SubmitIt Offloading

SubmitIt is a lower level library than Dask which you can also use to offload parts of your notebook to the SLURM queue. Rather than managing a cluster, you will instead directly be submitting python functions to the SLURM queue giving you more control. For more information, have a read of their PyPi page.

import submitit

# Define where we'd like submitit to place our logs
executor = submitit.AutoExecutor(folder='~/submitit_logs')

# Define the parameters of our slurm job
# Just like Dasks' job_extra_directives, additional_parameters allows us to specify things that submitit doesn't support directly
executor.update_parameters(timeout_min=30, mem_gb=128, cpus_per_task=16, slurm_partition="BigCats", slurm_additional_parameters={"gres": "gpu:1"})

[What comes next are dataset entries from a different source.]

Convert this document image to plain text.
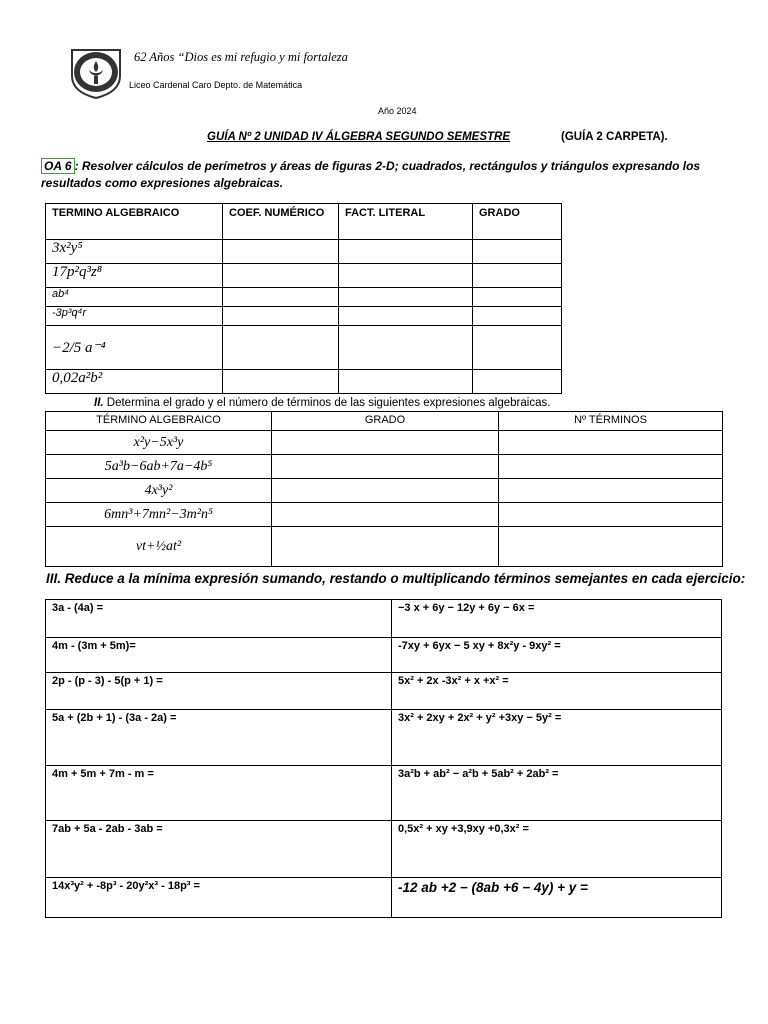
62 Años “Dios es mi refugio y mi fortaleza
Liceo Cardenal Caro Depto. de Matemática
Año 2024
GUÍA Nº 2 UNIDAD IV ÁLGEBRA SEGUNDO SEMESTRE	(GUÍA 2 CARPETA).
OA 6 : Resolver cálculos de perímetros y áreas de figuras 2-D; cuadrados, rectángulos y triángulos expresando los resultados como expresiones algebraicas.
TERMINO ALGEBRAICO	COEF. NUMÉRICO	FACT. LITERAL	GRADO
3x²y⁵			
17p²q³z⁸			
ab⁴			
-3p³q⁴r			
−2/5 a⁻⁴			
0,02a²b²			
II. Determina el grado y el número de términos de las siguientes expresiones algebraicas.
TÉRMINO ALGEBRAICO	GRADO	Nº TÉRMINOS
x²y−5x³y		
5a³b−6ab+7a−4b⁵		
4x³y²		
6mn³+7mn²−3m²n⁵		
vt+½at²		
III. Reduce a la mínima expresión sumando, restando o multiplicando términos semejantes en cada ejercicio:
3a - (4a) =	−3 x + 6y − 12y + 6y − 6x =
4m - (3m + 5m)=	-7xy + 6yx − 5 xy + 8x²y - 9xy² =
2p - (p - 3) - 5(p + 1) =	5x² + 2x -3x² + x +x² =
5a + (2b + 1) - (3a - 2a) =	3x² + 2xy + 2x² + y² +3xy − 5y² =
4m + 5m + 7m - m =	3a²b + ab² − a²b + 5ab² + 2ab² =
7ab + 5a - 2ab - 3ab =	0,5x² + xy +3,9xy +0,3x² =
14x³y² + -8p³ - 20y²x³ - 18p³ =	-12 ab +2 − (8ab +6 − 4y) + y =
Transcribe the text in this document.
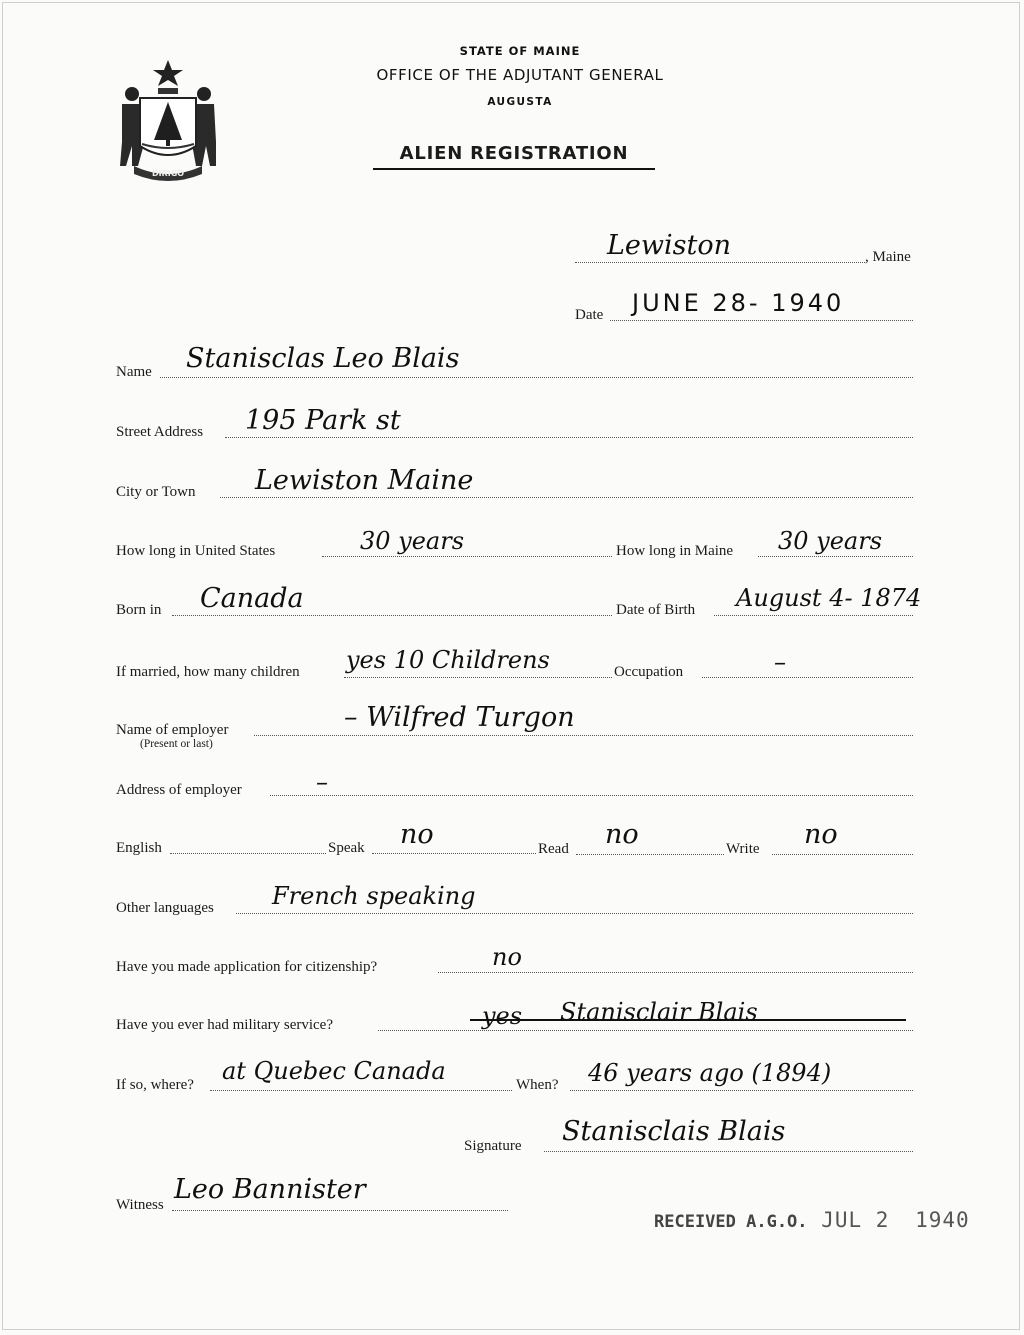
DIRIGO
STATE OF MAINE
OFFICE OF THE ADJUTANT GENERAL
AUGUSTA
ALIEN REGISTRATION
Lewiston	, Maine
Date JUNE 28- 1940
Name Stanisclas Leo Blais
Street Address 195 Park st
City or Town Lewiston Maine
How long in United States	30 years	How long in Maine 30 years
Born in Canada	Date of Birth August 4- 1874
If married, how many children yes 10 Childrens	Occupation	–
Name of employer
(Present or last)
– Wilfred Turgon
Address of employer	–
English	Speak no	Read no	Write no
Other languages French speaking
Have you made application for citizenship?	no
Have you ever had military service?	yes Stanisclair Blais
If so, where? at Quebec Canada	When? 46 years ago (1894)
Signature Stanisclais Blais
Witness Leo Bannister
RECEIVED A.G.O. JUL 2 1940
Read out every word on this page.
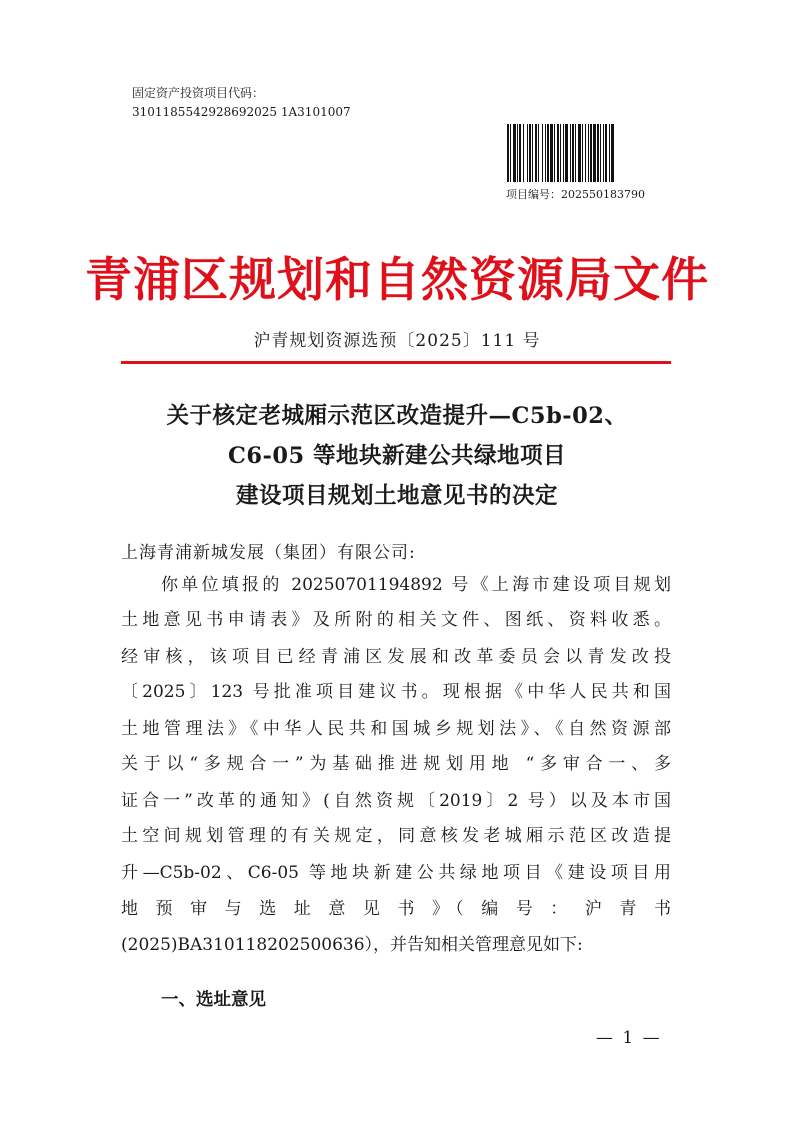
固定资产投资项目代码：
3101185542928692025 1A3101007
项目编号：202550183790
青浦区规划和自然资源局文件
沪青规划资源选预〔2025〕111 号
关于核定老城厢示范区改造提升—C5b-02、
C6-05 等地块新建公共绿地项目
建设项目规划土地意见书的决定
上海青浦新城发展（集团）有限公司:
你单位填报的 20250701194892 号《上海市建设项目规划
土地意见书申请表》及所附的相关文件、图纸、资料收悉。
经审核，该项目已经青浦区发展和改革委员会以青发改投
〔2025〕123 号批准项目建议书。现根据《中华人民共和国
土地管理法》《中华人民共和国城乡规划法》、《自然资源部
关于以“多规合一”为基础推进规划用地 “多审合一、多
证合一”改革的通知》(自然资规〔2019〕2 号）以及本市国
土空间规划管理的有关规定，同意核发老城厢示范区改造提
升—C5b-02、C6-05 等地块新建公共绿地项目《建设项目用
地 预 审 与 选 址 意 见 书 》（ 编 号 ： 沪 青 书
(2025)BA310118202500636），并告知相关管理意见如下:
一、选址意见
— 1 —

We can submit our function to the cluster with the executor.submit method. This will return a future which can be unpacked with its result using future.result() just like when we were working with Dask. Because we are offloading to the SLURM queue print statements will not be visible, just like with Dask SLURMClusters. However, the full stack trace is still visible when an error or assertion is raised within the function.

def client_test(input1, input2, error=False, test=False):
    # Force an error
    if error:
        assert 0 == 1
    
    # Stop after one batch when testing        
    if test: 
        print("When running in a local cluster you can see print statements!")

    return input1, input2

future = executor.submit(client_test, "input1", "input2", test=True)
future.result()

('input1', 'input2')

future = executor.submit(client_test, "input1", "input2", error=True)
future.result()

FailedJobError: Job (task=0) failed during processing with trace:
----------------------
Traceback (most recent call last):
  File "/apps/mambaforge/envs/dsks_2024.06/lib/python3.10/site-packages/submitit/core/submission.py", line 55, in process_job
    result = delayed.result()
  File "/apps/mambaforge/envs/dsks_2024.06/lib/python3.10/site-packages/submitit/core/utils.py", line 133, in result
    self._result = self.function(*self.args, **self.kwargs)
  File "/tmp/ipykernel_1235436/858968069.py", line 4, in client_test
AssertionError

----------------------
You can check full logs with 'job.stderr(0)' and 'job.stdout(0)'or at paths:
  - /home/mhar0048/submitit_logs/6952_0_log.err
  - /home/mhar0048/submitit_logs/6952_0_log.out

Note that since we are interacting directly with the queue, we don’t need to clean up and shut down our cluster when using SubmitIt.

If needed we can be more specific about the specific GPU type and QoS we need if we have more complex requirements.

executor.update_parameters(timeout_min=30, mem_gb=128, cpus_per_task=16, slurm_partition="BigCats", slurm_additional_parameters={"gres": "gpu:3g.20gb:1", "partition": "BigCats"})
executor.submit(client_test, "input1", "input2", test=True).result()

/apps/mambaforge/envs/dsks_2024.06/lib/python3.10/site-packages/submitit/auto/auto.py:23: UserWarning: Setting 'additional_parameters' is deprecated. Use 'slurm_additional_parameters' instead.
  warnings.warn(f"Setting '{arg}' is deprecated. Use '{new_arg}' instead.")

('input1', 'input2')

Comparison with Dask

As you can see, we’ve implemented the same use case with both Dask and SubmitIt. Which begs the question - which should you use for your research?

Both packages have pros and cons, but on the whole, Dask is much better suited towards tasks which can benefit from being broken into many small tasks - like when preprocessing your data. SubmitIt on the other hand is much better suited for use cases where you are looking to offload one larger job at a time, like when you are training.

Of the two, Dask is the more mature package with more flexibility and complete documentation - but if you are looking for a simple offloading package it is often far more complexity than you need.